Great Reed Warbler keeping low to the waterline,

Sedge and Reed Warblers, this Sedge had a very white supercilium,

 more Reed Warblers,

 this one included because it's the first time I've seen a reflection of water on a wing,

 Bee-eaters - plenty of these around now.

The light was very glaring by now, making photography difficult - didn't put the birds off though. The first Rufous Bush Robins I've seen this year,

 and a Thrush Nightingale.

Lots of Squacco Herons around and a single female Collared Flycatcher completed the morning.

An Ichneumon or Egyptian Mongoose wandered along the reservoir shore.
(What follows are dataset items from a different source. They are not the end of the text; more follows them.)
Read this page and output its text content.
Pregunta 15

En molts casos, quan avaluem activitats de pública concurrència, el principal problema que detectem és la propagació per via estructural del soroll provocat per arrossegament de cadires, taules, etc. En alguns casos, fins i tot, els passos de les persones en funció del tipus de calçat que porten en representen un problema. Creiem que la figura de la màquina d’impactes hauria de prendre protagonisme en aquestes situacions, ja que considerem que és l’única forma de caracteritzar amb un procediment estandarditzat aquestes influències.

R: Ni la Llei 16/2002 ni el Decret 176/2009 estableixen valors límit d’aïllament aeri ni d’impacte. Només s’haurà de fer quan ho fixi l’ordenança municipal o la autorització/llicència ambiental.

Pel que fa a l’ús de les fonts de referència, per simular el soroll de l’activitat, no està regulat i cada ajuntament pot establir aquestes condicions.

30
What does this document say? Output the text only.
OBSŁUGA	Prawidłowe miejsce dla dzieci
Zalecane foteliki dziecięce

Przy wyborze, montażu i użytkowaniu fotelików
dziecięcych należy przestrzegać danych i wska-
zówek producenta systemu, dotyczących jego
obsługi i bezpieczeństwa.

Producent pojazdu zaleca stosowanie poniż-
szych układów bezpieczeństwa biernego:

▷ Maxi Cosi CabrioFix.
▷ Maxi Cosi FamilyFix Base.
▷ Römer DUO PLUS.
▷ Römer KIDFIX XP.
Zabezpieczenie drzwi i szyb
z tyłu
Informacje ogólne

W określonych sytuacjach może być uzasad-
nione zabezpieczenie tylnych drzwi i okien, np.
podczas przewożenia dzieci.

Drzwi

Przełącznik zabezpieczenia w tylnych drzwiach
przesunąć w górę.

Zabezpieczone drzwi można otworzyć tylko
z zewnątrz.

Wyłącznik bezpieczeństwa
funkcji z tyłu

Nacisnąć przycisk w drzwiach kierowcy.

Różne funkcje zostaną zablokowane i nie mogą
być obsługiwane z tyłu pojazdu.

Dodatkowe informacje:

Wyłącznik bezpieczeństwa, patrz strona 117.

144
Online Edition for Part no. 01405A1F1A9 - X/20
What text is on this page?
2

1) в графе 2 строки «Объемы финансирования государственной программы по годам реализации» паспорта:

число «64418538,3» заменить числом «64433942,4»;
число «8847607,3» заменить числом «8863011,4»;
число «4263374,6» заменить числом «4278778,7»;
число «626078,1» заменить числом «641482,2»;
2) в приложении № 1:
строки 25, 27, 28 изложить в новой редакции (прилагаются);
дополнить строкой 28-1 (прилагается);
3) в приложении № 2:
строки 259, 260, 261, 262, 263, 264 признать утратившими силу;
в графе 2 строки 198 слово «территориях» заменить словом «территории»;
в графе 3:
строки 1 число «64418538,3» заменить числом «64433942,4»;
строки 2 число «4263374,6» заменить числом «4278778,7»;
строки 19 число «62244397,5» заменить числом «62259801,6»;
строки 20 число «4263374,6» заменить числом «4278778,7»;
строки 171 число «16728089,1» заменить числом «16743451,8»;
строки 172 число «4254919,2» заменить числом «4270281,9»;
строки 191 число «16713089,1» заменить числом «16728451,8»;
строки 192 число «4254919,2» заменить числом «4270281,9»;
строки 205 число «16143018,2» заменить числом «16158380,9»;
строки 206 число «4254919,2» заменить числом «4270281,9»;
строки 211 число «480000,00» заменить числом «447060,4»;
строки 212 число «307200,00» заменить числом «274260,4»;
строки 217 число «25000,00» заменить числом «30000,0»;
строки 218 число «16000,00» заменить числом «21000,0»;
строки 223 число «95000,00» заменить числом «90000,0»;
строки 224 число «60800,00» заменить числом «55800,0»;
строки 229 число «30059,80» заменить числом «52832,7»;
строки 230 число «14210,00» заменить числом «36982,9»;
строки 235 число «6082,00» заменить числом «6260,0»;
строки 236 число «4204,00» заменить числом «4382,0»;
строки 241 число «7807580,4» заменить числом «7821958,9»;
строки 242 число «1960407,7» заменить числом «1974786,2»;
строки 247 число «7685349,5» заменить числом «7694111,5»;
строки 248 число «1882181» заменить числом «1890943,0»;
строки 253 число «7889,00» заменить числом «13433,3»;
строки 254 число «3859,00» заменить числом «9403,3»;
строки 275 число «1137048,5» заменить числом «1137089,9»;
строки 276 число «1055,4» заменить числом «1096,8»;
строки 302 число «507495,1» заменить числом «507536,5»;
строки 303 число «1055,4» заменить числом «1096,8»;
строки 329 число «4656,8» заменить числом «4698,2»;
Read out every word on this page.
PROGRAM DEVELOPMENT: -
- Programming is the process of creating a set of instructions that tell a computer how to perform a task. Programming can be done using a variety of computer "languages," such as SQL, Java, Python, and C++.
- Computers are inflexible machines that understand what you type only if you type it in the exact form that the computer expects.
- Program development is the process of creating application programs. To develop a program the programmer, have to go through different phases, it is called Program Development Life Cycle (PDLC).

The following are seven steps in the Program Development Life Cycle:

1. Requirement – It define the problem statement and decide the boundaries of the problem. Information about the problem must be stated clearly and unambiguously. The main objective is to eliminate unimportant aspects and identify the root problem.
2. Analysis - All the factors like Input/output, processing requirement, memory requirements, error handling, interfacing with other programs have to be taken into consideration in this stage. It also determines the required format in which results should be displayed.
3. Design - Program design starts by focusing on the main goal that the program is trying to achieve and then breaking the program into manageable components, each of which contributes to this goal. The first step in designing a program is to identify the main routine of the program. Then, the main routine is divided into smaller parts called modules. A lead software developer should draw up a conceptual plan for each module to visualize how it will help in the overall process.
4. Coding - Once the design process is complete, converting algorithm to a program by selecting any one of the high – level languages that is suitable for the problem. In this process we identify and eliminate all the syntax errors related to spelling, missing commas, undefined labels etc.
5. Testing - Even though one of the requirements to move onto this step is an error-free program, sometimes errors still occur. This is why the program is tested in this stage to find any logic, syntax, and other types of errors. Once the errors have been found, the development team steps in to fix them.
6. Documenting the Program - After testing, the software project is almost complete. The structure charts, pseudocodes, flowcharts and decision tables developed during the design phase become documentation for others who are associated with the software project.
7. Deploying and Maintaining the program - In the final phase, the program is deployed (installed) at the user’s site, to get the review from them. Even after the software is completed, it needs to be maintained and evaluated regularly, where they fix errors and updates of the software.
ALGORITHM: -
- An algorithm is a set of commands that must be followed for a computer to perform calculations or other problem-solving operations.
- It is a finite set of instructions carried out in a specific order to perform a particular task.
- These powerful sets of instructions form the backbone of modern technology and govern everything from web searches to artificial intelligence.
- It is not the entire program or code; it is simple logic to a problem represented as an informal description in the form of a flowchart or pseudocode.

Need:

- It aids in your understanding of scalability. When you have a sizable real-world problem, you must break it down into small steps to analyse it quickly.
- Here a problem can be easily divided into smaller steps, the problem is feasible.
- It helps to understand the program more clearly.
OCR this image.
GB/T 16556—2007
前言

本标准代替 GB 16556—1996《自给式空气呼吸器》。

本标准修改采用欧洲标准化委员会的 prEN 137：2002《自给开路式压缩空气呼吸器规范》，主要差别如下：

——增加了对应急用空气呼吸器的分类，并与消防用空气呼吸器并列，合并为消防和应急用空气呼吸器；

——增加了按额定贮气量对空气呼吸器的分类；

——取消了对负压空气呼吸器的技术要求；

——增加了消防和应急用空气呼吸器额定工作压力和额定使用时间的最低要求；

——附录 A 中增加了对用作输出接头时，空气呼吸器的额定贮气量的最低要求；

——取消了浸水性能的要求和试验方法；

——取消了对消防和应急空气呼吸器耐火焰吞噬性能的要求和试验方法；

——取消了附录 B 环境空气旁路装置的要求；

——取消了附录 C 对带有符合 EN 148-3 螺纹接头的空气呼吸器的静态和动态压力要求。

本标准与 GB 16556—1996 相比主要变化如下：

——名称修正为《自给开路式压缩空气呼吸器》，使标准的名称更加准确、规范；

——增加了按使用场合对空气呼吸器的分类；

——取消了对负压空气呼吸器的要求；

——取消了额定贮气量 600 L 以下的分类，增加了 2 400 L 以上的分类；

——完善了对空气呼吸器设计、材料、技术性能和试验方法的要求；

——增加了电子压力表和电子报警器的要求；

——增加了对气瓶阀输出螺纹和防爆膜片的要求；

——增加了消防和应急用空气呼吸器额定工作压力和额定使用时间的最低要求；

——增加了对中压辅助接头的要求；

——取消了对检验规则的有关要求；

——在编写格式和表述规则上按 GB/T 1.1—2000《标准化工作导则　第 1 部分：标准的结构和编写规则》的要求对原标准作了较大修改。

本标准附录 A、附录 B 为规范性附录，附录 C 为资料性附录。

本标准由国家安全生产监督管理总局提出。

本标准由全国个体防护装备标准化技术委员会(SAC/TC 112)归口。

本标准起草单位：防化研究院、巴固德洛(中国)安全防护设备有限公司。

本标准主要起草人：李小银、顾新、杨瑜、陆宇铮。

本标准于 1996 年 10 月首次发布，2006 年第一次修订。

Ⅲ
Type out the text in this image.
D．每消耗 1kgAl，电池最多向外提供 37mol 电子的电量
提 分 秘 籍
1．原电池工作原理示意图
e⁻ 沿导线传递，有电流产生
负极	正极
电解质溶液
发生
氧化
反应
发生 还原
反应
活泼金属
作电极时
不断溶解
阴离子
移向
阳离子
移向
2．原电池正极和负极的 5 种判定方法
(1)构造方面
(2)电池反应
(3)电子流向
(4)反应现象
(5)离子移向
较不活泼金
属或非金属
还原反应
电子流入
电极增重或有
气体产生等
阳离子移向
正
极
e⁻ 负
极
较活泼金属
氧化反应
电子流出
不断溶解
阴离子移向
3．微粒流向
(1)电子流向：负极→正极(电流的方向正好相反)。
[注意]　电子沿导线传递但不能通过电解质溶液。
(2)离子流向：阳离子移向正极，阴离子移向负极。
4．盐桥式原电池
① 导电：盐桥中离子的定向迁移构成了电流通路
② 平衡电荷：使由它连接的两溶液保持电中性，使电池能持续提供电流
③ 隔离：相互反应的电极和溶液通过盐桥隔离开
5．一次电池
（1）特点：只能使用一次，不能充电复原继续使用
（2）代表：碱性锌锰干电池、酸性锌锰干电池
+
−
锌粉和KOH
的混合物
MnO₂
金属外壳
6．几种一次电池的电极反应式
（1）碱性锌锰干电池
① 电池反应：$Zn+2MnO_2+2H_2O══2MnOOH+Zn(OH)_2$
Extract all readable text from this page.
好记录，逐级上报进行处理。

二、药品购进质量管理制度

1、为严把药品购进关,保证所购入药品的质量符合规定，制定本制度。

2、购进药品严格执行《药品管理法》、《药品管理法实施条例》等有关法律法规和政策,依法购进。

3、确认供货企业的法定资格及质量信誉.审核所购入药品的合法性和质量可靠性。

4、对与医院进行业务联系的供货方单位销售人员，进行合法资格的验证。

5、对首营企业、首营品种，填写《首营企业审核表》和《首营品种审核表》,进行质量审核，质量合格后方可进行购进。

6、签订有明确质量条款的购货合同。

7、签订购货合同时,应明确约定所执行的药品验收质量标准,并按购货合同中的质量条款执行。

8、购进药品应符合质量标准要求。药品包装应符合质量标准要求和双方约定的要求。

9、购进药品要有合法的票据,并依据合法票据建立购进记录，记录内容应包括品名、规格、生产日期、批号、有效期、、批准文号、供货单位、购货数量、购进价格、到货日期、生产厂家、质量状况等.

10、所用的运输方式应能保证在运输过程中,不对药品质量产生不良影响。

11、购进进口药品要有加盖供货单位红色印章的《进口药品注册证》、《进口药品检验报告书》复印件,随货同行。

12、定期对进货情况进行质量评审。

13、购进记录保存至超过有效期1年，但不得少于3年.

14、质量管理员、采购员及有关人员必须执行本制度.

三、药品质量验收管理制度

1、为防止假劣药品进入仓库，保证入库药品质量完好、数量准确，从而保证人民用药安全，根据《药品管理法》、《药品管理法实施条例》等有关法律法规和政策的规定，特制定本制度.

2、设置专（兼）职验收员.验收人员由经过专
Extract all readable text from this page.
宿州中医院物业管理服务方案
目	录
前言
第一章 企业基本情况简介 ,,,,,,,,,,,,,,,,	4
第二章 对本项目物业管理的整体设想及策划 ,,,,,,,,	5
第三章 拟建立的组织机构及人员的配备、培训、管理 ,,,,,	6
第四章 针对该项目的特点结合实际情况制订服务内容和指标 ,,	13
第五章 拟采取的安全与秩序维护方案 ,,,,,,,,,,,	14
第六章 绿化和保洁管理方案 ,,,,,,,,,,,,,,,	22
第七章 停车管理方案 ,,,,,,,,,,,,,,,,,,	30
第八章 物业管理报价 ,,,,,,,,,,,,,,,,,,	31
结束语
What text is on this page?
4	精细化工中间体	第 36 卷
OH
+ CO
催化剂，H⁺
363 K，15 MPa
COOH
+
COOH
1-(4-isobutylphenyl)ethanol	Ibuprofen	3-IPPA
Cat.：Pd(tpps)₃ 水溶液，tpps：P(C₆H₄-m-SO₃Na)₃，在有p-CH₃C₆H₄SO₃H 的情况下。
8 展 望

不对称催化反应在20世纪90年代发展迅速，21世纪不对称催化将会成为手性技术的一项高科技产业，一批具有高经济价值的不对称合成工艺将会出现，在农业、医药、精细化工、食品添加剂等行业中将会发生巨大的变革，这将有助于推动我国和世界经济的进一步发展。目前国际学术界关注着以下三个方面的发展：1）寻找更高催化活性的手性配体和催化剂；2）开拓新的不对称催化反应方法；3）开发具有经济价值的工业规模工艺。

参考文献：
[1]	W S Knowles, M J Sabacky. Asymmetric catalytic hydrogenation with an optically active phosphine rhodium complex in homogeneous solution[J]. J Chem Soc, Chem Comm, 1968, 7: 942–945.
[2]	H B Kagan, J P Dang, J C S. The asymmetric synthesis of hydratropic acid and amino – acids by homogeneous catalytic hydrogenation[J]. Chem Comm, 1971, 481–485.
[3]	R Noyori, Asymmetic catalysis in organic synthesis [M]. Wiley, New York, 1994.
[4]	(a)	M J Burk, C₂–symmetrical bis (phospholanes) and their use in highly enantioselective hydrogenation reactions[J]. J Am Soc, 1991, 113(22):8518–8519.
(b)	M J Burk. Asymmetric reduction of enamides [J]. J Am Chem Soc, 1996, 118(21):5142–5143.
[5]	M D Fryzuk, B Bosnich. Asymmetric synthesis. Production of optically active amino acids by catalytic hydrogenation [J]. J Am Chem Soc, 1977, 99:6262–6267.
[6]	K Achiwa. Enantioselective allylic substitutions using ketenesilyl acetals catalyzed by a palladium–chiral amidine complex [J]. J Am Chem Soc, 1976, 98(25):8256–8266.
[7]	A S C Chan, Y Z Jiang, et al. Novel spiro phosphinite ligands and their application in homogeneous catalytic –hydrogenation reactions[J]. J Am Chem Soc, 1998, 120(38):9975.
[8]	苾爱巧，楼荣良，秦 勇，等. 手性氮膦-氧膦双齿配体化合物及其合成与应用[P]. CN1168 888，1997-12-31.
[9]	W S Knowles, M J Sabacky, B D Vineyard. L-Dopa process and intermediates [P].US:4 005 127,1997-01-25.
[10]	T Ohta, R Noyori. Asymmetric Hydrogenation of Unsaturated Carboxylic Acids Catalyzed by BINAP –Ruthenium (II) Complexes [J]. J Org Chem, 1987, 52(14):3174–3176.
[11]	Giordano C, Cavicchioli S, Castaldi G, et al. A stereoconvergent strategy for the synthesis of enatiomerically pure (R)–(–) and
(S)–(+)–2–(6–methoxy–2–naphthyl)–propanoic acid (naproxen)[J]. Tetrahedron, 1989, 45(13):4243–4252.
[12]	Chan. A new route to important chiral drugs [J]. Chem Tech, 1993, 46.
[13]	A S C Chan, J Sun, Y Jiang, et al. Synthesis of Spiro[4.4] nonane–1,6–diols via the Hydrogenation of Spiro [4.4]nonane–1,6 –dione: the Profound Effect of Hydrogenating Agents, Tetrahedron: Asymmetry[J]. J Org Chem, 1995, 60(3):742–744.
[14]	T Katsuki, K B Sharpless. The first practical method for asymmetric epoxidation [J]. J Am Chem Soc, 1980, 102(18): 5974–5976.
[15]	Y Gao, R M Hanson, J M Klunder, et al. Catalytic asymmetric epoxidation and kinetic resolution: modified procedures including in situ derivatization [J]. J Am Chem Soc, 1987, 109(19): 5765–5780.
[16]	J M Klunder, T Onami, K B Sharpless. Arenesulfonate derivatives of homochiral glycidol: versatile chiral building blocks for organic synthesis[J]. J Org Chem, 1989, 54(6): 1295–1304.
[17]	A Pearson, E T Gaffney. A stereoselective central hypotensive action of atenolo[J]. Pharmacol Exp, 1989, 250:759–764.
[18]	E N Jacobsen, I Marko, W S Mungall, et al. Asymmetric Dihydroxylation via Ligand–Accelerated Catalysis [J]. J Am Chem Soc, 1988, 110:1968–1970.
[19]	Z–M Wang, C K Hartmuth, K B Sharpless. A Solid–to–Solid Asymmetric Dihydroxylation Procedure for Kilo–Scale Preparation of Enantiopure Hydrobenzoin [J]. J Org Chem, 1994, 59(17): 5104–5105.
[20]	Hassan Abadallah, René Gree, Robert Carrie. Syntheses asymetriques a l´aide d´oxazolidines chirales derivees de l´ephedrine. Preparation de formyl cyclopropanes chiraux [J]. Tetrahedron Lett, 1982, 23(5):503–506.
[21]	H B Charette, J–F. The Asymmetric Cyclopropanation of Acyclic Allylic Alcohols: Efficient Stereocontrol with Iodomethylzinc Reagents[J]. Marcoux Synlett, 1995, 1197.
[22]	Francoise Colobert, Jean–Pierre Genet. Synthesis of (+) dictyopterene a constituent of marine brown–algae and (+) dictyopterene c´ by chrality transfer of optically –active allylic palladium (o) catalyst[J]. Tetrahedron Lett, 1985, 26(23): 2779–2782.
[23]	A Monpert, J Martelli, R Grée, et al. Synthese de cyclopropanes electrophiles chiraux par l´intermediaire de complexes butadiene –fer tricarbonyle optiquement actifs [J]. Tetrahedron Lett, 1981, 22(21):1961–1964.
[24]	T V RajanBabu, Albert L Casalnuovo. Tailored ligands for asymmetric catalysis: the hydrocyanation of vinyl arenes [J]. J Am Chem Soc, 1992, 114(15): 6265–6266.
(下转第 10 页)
As a non-birdy aside and for a really good laugh read Whittier's 1832 elegy for an ichneumon - truly awful! Bear in mind that this is written by someone who thought that a poem about a brick was 'fine and fitting'. He never actually saw the beast as it died and was buried before he arrived to view it. Here's the first stanza as a taster . . . 
     Stranger! they have made thy grave 
     By the darkly flowing river; 
     But the washing of its wave 
     Shall disturb thee never! 
     Nor its autumn tides which run 
     Turbid to the rising sun, 
     Nor the harsh and hollow thunder, 
     When its fetters burst asunder, 
     And its winter ice is sweeping, 
     Downward to the ocean's keeping.